The battle of Hacksaw Ridge is again difficult to research and so the chronology of actual events is difficult to establish. The film brilliantly displays the true nature of warfare – chaos, confusion and barbarity. Mel Gibson, the director of the notoriously graphic ‘The Passion of the Christ’, comes into his element with the gruesome realities of battle with the Japanese, and in my opinion action scenes stand alongside ‘Saving Private Ryan’ in production effects and shows really how combat was during the Second World War.
A few scenes do bring in some questions. Doss running around in the Japanese tunnels hiding from the searching enemy is questionable, so was a scene where he actually assists an injured Japanese soldier in the tunnels. I researched this further and it is true that Doss did actually aid wounded Japanese soldiers. More incredible than that was how Doss lowered man after man down the Cliffside calling to God to help him get one more every time. As an army medic it is absolutely right that we are confronted with the gory realities of what Doss and others like him would have faced. The horrendous wounds of broken flesh and bones are thankfully something that was not left out for fear of the age rating on the film. A film about war should depict war in my opinion, along with all its brutal realities.
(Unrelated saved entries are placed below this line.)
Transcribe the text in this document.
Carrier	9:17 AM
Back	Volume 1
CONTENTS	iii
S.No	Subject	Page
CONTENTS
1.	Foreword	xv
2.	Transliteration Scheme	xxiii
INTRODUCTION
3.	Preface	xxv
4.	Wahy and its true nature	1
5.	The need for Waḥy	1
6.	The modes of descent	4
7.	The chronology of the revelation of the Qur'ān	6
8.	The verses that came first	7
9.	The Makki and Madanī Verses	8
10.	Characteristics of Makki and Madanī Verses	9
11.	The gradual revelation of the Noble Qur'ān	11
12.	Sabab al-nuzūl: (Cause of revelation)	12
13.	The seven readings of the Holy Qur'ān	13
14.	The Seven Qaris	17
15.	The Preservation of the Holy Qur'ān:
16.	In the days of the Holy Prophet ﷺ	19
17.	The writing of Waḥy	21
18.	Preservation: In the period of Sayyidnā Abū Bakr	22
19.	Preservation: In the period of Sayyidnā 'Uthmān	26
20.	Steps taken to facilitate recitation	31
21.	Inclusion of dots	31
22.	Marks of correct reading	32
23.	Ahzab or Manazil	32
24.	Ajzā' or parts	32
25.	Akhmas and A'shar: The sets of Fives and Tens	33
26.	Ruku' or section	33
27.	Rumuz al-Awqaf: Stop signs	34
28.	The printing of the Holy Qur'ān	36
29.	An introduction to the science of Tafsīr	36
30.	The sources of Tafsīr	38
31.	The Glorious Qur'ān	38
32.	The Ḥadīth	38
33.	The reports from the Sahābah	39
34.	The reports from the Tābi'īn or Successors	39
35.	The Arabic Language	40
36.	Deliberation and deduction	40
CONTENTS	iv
By historical record Doss saved approximately 75 soldiers, this figure was picked because of a dispute between Doss who claimed he saved no more than 50 and his comrades who claimed 100, so they met in the middle. The final scenes of actual footage of Doss receiving his Medal of Honour, of his comrades and himself talking about his actions on Hacksaw Ridge are a perfect ending to a truly brilliant film. Doss thanked God for saving those men, but in my opinion Doss is wrong here, God didn’t save those soldiers, Desmond Doss saved them. A fantastic film depicting a man’s story that should always be remembered.